Business owners, Congress, and the ticking tax bomb

Last week the U.S. House voted 235-173 in favor of the Small Business Tax Cut Act legislation “to amend the Internal Revenue Code of 1986 to provide a deduction for domestic business income of qualified small businesses.” Under the new rule, businesses with 500 or fewer employees would qualify for a 20 percent deduction.

The tax break is designed to help defuse what Dan Danner, President of the National Federation of Independent Businesses, called, in an AP interview this week, the “enormous tax bomb that's set to go off at the end of the year” when Bush-era tax cuts expire.

While the Republican-authored bill makes its hapless way to the Democrat-controlled Senate, analysts are parsing the arguments for and against it, to determine what the benefit to small businesses really might be. 

Here’s a roundup of the week’s reporting on the Small Business Tax Cut:

1. The Washington Post’s Fact Checker column compared Rep. Xavier Becerra’s complaint that the bill would give “three percent of the businesses in America 56 percent of the tax breaks” against a report from the non-partisan Joint Committee on Taxation.

The Post determined that, in fact, 34 percent of cuts will go to that minority and the “756,000 businesses making between $250,000 and $500,000…would collect 23 percent of the savings.” The Fact Checker column, which uses a Pinocchio nose rating scale to grade subjects’ truthfulness, gave Becerra (D.-Calif.) three noses for using “significant factual error and/or obvious contradictions,” in his argument against the Small Business Tax Cut Act.

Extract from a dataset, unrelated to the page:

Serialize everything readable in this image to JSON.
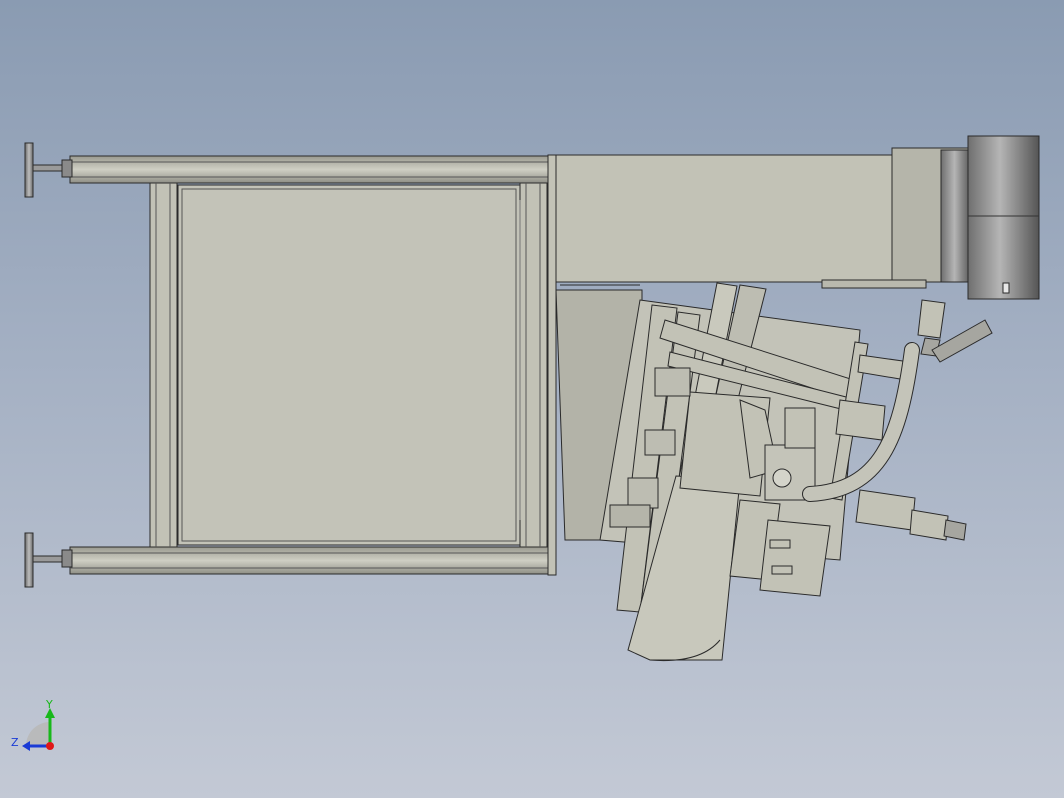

But in a second article on the subject, the column gave four Pinocchio noses (translation: a “whopper” of a lie) to Republican bill sponsor and House Majority Leader Eric Cantor for claiming that the legislation would create 100,000 new jobs per year. The Post noted that Cantor’s estimate contradicts a different conclusion of the Joint Committee on Taxation: that “the effects of the bill on economic activity are so small as to be incalculable within the context of a model of the aggregate economy.”

After dissecting a variety of analysts’ projections about the impact of the one-year tax proposal, the Post concluded that “the clearer thing to say is that the tax cut, if made permanent, would produce a total of 188,000 jobs in seven years, period.” The Post also notes that “the policy would put a dent of at least $40 billion in the federal budget every year.”
2. ABC News put that dent closer to $46 billion, but reported that “House Speaker John Boehner said the cut takes ‘the opposite approach of the stimulus’ by empowering employers to make decisions on how more of their hard-earned money is spent.”

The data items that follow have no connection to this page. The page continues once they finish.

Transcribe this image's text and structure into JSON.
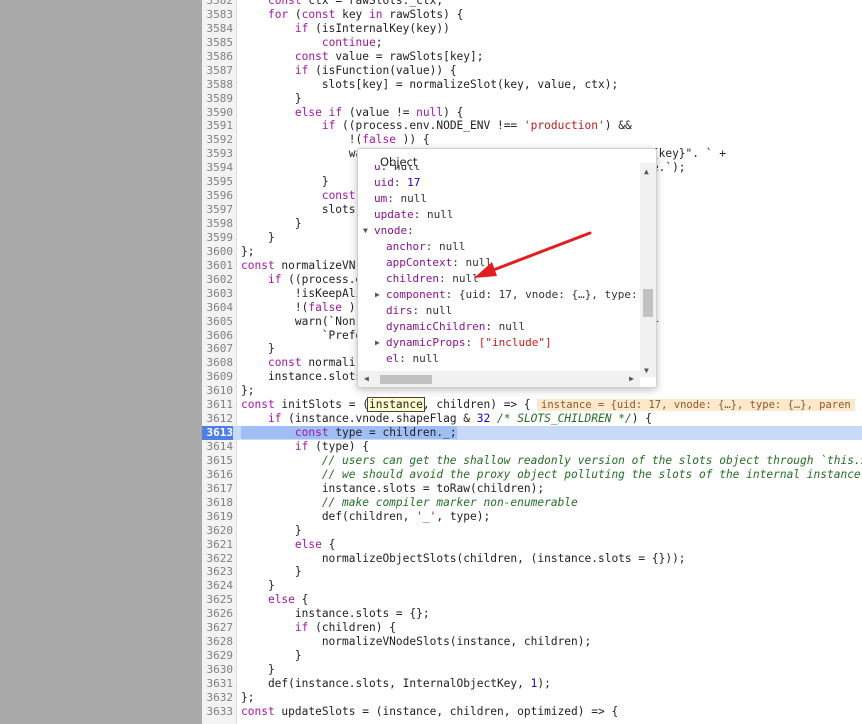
{
  "editor": {
    "lines": [
      {
        "n": "3582",
        "t": "    const ctx = rawSlots._ctx;"
      },
      {
        "n": "3583",
        "t": "    for (const key in rawSlots) {"
      },
      {
        "n": "3584",
        "t": "        if (isInternalKey(key))"
      },
      {
        "n": "3585",
        "t": "            continue;"
      },
      {
        "n": "3586",
        "t": "        const value = rawSlots[key];"
      },
      {
        "n": "3587",
        "t": "        if (isFunction(value)) {"
      },
      {
        "n": "3588",
        "t": "            slots[key] = normalizeSlot(key, value, ctx);"
      },
      {
        "n": "3589",
        "t": "        }"
      },
      {
        "n": "3590",
        "t": "        else if (value != null) {"
      },
      {
        "n": "3591",
        "t": "            if ((process.env.NODE_ENV !== 'production') &&"
      },
      {
        "n": "3592",
        "t": "                !(false )) {"
      },
      {
        "n": "3593",
        "t": "                wa                                          ${key}\". ` +"
      },
      {
        "n": "3594",
        "t": "                                                            ce.`);"
      },
      {
        "n": "3595",
        "t": "            }"
      },
      {
        "n": "3596",
        "t": "            const"
      },
      {
        "n": "3597",
        "t": "            slots["
      },
      {
        "n": "3598",
        "t": "        }"
      },
      {
        "n": "3599",
        "t": "    }"
      },
      {
        "n": "3600",
        "t": "};"
      },
      {
        "n": "3601",
        "t": "const normalizeVN"
      },
      {
        "n": "3602",
        "t": "    if ((process.e"
      },
      {
        "n": "3603",
        "t": "        !isKeepAli"
      },
      {
        "n": "3604",
        "t": "        !(false ))"
      },
      {
        "n": "3605",
        "t": "        warn(`Non-                                         ` +"
      },
      {
        "n": "3606",
        "t": "            `Prefe"
      },
      {
        "n": "3607",
        "t": "    }"
      },
      {
        "n": "3608",
        "t": "    const normali"
      },
      {
        "n": "3609",
        "t": "    instance.slots"
      },
      {
        "n": "3610",
        "t": "};"
      },
      {
        "n": "3611",
        "t": "const initSlots = (instance, children) => {"
      },
      {
        "n": "3612",
        "t": "    if (instance.vnode.shapeFlag & 32 /* SLOTS_CHILDREN */) {"
      },
      {
        "n": "3613",
        "t": "        const type = children._;"
      },
      {
        "n": "3614",
        "t": "        if (type) {"
      },
      {
        "n": "3615",
        "t": "            // users can get the shallow readonly version of the slots object through `this.$s"
      },
      {
        "n": "3616",
        "t": "            // we should avoid the proxy object polluting the slots of the internal instance"
      },
      {
        "n": "3617",
        "t": "            instance.slots = toRaw(children);"
      },
      {
        "n": "3618",
        "t": "            // make compiler marker non-enumerable"
      },
      {
        "n": "3619",
        "t": "            def(children, '_', type);"
      },
      {
        "n": "3620",
        "t": "        }"
      },
      {
        "n": "3621",
        "t": "        else {"
      },
      {
        "n": "3622",
        "t": "            normalizeObjectSlots(children, (instance.slots = {}));"
      },
      {
        "n": "3623",
        "t": "        }"
      },
      {
        "n": "3624",
        "t": "    }"
      },
      {
        "n": "3625",
        "t": "    else {"
      },
      {
        "n": "3626",
        "t": "        instance.slots = {};"
      },
      {
        "n": "3627",
        "t": "        if (children) {"
      },
      {
        "n": "3628",
        "t": "            normalizeVNodeSlots(instance, children);"
      },
      {
        "n": "3629",
        "t": "        }"
      },
      {
        "n": "3630",
        "t": "    }"
      },
      {
        "n": "3631",
        "t": "    def(instance.slots, InternalObjectKey, 1);"
      },
      {
        "n": "3632",
        "t": "};"
      },
      {
        "n": "3633",
        "t": "const updateSlots = (instance, children, optimized) => {"
      }
    ],
    "inline_value": "instance = {uid: 17, vnode: {…}, type: {…}, paren",
    "execution_line": "3613"
  },
  "popover": {
    "title": "Object",
    "props": [
      {
        "key": "u",
        "sep": ": ",
        "val": "null",
        "indent": 0,
        "tri": ""
      },
      {
        "key": "uid",
        "sep": ": ",
        "val": "17",
        "indent": 0,
        "tri": "",
        "num": true
      },
      {
        "key": "um",
        "sep": ": ",
        "val": "null",
        "indent": 0,
        "tri": ""
      },
      {
        "key": "update",
        "sep": ": ",
        "val": "null",
        "indent": 0,
        "tri": ""
      },
      {
        "key": "vnode",
        "sep": ":",
        "val": "",
        "indent": 0,
        "tri": "▼"
      },
      {
        "key": "anchor",
        "sep": ": ",
        "val": "null",
        "indent": 1,
        "tri": ""
      },
      {
        "key": "appContext",
        "sep": ": ",
        "val": "null",
        "indent": 1,
        "tri": ""
      },
      {
        "key": "children",
        "sep": ": ",
        "val": "null",
        "indent": 1,
        "tri": ""
      },
      {
        "key": "component",
        "sep": ": ",
        "val": "{uid: 17, vnode: {…}, type:",
        "indent": 1,
        "tri": "▶"
      },
      {
        "key": "dirs",
        "sep": ": ",
        "val": "null",
        "indent": 1,
        "tri": ""
      },
      {
        "key": "dynamicChildren",
        "sep": ": ",
        "val": "null",
        "indent": 1,
        "tri": ""
      },
      {
        "key": "dynamicProps",
        "sep": ": ",
        "val": "[\"include\"]",
        "indent": 1,
        "tri": "▶",
        "str": true
      },
      {
        "key": "el",
        "sep": ": ",
        "val": "null",
        "indent": 1,
        "tri": ""
      }
    ]
  },
  "colors": {
    "sidebar": "#a9a9a9",
    "exec_line": "#c9daf8",
    "exec_gutter": "#4f7fe6",
    "arrow": "#e02020"
  }
}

3. In the Savannah Morning News yesterday, Jack Kingston (R.-Ga.) cited a study that said the Act would expand the economy by $112 billion. Kingston also repeated Cantor’s 100,000-jobs-per-year-message , saying that, “Whether a business is a corporation or one of the 75 percent of small businesses who operate as a pass-through, it will benefit from this new deduction.”

He explained the potential savings this way: “At present, small businesses can be taxed at up to 35 percent. So a business making $100 would owe Uncle Sam $35 at the end of the year. Under our plan, that small business would be able to deduct 20 percent from its income taxes meaning they would pay taxes on $80, resulting in a $28 tax bill and leaving them with $7 to spend elsewhere.”

4. The Associated Press elaborated on that term “pass-through” that Kingston used:
“Many business advocates [are] calling for lower tax rates for small business owners whose companies are sole proprietorships, partnerships, and what are called S corporations. The profits from these companies aren't taxed—they're "passed through" to their owners, who are then taxed as individuals. Often, their tax rates are higher than those for companies like General Motors Corp. and Apple Inc.”
If Congress doesn’t pass a bill like the Small Business Tax Cut Act to give small business owners a break, AP reported, “the top tax rate would go from 35 percent to 39.5 percent.”

Bottom line for Yahoo! Small Business Advisor readers? If you're one of those aforementioned “756,000 businesses making between $250,000 and $500,000,” the current top rate of 35 percent has meant maximum tax bills of between $87,500 and $175,000.

With the expiration of the Bush cuts raising top rates to 39.5 percent, the bill for that group goes to between $98,750 and $197,500. Even at the 39.5 percent rate, the 20 percent reduction proposed by the Small Business Tax Cut Act would adjust the tax bill of that group of businesses down to between $79,000 and $158,000. 

In other words, if you’re a business owner in that income bracket, your tax bill due this time next year could be $11,000 to $22,500 higher than this year's, or it could be $8,500 to $17,000 lower. Good luck planning your business year around that kind of uncertainty.